A priori, le principe de connotation que Barthes31 dénonçait avec verve et bonheur, devrait s'opposer au capital puisqu'il structure les éléments du monde en les associant à des qualités – démarche opposée au capital qui ôte les qualités des choses, nous l'avons vu.

Proposition 196
La religion capitaliste organise les consciences par les associations automatiques de la pensée bourgeoise, des connotations.
Proposition 197
Les associations de pensée automatiques prolétarisent le cadre de pensée.

Pourtant, les connotations fonctionnent comme une force de naturalisation de la pensée bourgeoise. En naturalisant la pensée des propriétaires lucratifs, en la rendant évidente, elles rendent inaudibles toute perspective alternative alors que l'identité sociale de la petite-bourgeoise tend à devenir universelle. La pensée des propriétaires lucratifs fonctionne comme une série de fausses alternatives32. Au lieu de se demander s'il faut augmenter les cotisations sociales, cette pensée pose la fausse alternative augmentation de l'âge de la retraite et diminution des prestations de retraites. En posant cette alternative, on coince la pensée dans le cadre du maintien du budget des pensions – cadre éminemment idéologique et parfaitement stupide en termes économiques puisque, comme nous l'avons vu, les salaires (et, parmi eux les retraites) créent le PIB, la valeur économique33. Les composants non bourgeois de l'identité sociale composite sont alors exilés de l'espace de représentation qui se présente comme langage, avec la naturalité du langage. La déréalisation du λογοζ que définit cette dynamique prolétarise la pensée même, elle exile l'être de son espace de représentation dans ses caractéristiques propres.
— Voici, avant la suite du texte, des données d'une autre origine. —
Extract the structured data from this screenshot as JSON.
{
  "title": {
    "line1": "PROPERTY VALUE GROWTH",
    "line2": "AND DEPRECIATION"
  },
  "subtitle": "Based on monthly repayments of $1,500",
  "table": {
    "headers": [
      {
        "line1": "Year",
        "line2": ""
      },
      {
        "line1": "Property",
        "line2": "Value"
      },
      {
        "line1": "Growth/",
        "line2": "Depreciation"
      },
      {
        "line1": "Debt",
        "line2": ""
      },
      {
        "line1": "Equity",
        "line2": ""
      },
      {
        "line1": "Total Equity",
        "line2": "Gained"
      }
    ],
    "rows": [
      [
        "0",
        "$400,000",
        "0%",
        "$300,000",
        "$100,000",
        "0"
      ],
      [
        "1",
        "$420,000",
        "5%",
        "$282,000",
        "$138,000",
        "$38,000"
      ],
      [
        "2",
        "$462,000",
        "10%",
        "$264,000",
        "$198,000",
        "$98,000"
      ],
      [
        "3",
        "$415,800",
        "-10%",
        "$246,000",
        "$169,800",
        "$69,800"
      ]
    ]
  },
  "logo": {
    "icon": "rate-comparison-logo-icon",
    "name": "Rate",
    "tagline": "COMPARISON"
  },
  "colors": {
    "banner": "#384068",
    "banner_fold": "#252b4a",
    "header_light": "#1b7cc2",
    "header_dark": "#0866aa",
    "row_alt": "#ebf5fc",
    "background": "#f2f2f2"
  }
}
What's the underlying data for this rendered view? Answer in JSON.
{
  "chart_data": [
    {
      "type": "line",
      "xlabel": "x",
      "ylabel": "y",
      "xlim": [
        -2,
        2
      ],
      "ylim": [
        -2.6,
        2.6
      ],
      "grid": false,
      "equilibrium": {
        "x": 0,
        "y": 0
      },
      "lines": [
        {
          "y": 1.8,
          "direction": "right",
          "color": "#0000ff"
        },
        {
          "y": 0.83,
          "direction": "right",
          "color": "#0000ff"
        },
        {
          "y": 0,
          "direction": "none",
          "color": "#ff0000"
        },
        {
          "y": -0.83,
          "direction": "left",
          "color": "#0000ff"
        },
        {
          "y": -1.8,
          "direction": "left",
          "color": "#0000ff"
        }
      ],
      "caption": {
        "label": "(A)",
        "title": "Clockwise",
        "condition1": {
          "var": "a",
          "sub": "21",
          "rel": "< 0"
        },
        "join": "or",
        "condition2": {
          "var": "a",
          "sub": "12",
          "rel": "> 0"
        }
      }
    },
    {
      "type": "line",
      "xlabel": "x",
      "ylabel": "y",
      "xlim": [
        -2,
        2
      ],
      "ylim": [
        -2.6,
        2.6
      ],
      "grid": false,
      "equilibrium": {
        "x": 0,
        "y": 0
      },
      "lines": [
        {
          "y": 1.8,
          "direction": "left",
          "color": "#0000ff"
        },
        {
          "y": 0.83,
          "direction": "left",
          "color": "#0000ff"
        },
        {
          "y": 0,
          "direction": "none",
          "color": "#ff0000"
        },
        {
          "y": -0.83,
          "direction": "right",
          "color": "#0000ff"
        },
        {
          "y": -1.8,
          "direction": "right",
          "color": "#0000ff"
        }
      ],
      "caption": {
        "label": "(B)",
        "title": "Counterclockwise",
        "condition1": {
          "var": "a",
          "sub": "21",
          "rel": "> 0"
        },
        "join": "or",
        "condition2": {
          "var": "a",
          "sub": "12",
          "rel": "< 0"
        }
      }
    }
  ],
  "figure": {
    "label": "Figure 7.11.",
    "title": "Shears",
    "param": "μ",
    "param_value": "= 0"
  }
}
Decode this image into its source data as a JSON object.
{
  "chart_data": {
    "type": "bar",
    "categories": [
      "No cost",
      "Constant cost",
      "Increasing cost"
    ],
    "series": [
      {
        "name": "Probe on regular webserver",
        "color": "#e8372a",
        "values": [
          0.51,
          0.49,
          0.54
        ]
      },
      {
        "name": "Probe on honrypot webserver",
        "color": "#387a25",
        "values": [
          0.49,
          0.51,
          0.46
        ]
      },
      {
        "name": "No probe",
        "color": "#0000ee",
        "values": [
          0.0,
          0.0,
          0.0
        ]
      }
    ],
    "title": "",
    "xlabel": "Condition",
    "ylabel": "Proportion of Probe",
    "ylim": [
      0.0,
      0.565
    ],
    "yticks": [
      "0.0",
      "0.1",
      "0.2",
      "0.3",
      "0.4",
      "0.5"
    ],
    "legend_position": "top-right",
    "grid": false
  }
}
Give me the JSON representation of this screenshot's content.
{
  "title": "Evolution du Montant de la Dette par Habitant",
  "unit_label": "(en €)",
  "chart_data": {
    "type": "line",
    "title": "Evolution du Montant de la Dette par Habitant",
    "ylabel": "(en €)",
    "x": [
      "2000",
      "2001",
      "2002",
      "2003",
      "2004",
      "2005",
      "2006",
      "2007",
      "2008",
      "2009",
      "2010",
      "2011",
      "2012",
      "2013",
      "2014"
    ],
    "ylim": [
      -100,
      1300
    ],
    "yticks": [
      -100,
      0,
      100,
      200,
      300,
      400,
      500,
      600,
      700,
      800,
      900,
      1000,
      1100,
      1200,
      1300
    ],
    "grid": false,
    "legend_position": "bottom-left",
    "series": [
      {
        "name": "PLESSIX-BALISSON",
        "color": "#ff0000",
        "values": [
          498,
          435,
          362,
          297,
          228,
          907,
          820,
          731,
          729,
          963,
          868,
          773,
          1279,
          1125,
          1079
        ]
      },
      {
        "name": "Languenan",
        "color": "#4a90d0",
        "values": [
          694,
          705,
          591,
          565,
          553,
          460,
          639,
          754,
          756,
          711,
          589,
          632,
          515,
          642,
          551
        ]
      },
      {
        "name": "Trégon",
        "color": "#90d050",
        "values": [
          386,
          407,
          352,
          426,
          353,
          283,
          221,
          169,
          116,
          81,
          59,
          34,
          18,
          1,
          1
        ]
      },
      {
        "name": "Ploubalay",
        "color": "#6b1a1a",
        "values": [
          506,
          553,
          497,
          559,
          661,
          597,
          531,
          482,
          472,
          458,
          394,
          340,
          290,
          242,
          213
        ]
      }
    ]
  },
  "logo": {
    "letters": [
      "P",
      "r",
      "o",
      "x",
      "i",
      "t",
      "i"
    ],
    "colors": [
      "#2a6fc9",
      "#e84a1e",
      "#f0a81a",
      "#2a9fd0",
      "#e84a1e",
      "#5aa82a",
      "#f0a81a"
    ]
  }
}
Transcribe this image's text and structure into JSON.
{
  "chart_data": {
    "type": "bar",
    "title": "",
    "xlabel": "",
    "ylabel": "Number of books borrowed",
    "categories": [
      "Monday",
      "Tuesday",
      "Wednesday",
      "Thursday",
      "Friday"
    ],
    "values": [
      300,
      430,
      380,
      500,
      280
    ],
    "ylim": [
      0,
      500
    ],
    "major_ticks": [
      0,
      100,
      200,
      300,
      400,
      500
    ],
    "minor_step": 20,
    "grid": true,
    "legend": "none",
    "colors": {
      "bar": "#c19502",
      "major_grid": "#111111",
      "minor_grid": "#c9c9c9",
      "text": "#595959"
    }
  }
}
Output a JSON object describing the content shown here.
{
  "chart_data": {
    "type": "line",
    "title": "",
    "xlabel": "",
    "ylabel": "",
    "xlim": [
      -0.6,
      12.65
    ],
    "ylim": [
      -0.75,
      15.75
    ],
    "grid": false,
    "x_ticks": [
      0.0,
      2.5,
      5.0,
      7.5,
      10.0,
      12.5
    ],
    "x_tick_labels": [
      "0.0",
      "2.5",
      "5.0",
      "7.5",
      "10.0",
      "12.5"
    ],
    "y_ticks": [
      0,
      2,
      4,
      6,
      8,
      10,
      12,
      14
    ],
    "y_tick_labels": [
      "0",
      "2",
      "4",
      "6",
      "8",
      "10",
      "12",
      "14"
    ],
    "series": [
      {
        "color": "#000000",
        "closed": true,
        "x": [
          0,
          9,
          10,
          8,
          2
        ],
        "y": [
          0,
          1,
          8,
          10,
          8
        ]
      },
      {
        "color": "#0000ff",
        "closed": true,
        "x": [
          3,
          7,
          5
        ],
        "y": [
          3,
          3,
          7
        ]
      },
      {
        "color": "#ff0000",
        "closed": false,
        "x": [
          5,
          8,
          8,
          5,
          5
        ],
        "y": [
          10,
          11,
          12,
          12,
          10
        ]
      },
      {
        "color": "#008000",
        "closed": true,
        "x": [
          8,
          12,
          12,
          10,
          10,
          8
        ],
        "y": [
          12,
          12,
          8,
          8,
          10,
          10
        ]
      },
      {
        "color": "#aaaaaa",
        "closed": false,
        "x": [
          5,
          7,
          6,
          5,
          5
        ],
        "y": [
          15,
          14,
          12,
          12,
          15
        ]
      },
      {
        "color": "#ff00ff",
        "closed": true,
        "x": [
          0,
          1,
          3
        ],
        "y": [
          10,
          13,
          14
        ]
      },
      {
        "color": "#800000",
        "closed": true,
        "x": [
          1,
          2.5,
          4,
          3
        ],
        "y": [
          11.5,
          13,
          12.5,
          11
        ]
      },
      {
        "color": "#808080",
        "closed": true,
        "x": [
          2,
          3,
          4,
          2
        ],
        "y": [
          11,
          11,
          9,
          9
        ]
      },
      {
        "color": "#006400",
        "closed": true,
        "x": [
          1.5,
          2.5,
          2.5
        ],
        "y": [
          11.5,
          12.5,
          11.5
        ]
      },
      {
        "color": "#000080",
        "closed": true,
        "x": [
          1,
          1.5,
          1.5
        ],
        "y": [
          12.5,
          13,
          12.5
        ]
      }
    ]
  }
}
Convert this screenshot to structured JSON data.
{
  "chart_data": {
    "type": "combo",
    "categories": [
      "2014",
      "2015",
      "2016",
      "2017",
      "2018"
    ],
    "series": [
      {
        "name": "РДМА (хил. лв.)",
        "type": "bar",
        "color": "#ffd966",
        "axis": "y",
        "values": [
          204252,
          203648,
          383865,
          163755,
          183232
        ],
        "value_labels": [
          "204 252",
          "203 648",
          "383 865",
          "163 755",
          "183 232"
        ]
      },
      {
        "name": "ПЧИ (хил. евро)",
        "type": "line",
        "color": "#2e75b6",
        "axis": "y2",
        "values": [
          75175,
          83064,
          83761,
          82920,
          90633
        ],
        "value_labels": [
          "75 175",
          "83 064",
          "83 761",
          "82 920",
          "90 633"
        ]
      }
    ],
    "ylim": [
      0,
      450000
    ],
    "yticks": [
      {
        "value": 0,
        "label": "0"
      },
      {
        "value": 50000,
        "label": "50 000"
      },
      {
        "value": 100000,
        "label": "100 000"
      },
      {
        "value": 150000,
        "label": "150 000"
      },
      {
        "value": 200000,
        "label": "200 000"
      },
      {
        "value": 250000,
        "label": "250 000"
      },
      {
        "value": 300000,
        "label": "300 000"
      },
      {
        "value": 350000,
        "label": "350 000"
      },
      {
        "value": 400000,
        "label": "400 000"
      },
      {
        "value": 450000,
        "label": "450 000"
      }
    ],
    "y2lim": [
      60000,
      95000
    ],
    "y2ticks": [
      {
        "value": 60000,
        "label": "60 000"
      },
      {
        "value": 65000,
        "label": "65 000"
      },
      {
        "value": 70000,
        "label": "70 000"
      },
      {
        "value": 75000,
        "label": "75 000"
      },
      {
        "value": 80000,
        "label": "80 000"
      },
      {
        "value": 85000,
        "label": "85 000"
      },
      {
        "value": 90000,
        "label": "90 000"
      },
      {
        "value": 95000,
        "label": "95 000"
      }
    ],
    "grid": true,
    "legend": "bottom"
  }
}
Ce faisant, la logique de la connotation phagocyte le langage puisque le signifiant ne renvoie à rien de tangible tant le monde de la représentation, le λογοζ, est appauvri par les ersatz conceptuels, les prêts-à-penser, la pensée bourgeoise et ses a priori ou, pour parler comme Flaubert, ses idées reçues34. Ce processus entraîne la subjectivisation de la pensée, elle participe à l'atomisation d'individus interchangeables et, au-delà de ce caractère auto-immun de la pensée bourgeoise, c'est le signifié lui-même qui est atomisé. On assiste alors à l'émergence d'un langage sans sens, d'un λογοζ sans intention, sans acte illocutoire, on assiste à l'émergence d'un espace de représentation qui exile le sujet et sa subjectivité, son conatus. On parle pour ne rien dire.



À l'instar de la logique de la valeur, l'association automatique tue la puissance d'individuation de la pensée, sa capacité à devenir ce qu'elle n'est pas. Le sujet pensant par machines-à-penser, par concepts standardisés subit une pensée comme la marchandise subit le prix, comme le travailleur subit le profit. La vie n'est plus une opportunité mais une fatalité sujette à récrimination, une réalité qu'on regarde par le prisme de la pensée automatique comme on regarde un écran, comme le temps du téléspectateur se love dans celui du programme, de la chaîne.

La chaîne s'est faite association, l'association pensée, et la pensée organise dans les décombres de l'être ensemble le spectacle de la société.

Ce qui était ennemi du capital participe de l'atomisation et de la prolétarisation, le langage et la logique deviennent des machines à obéir, à suivre, à fonctionner, à intégrer et à exiler la puissance, la volonté et l'identité en devenir de l'être.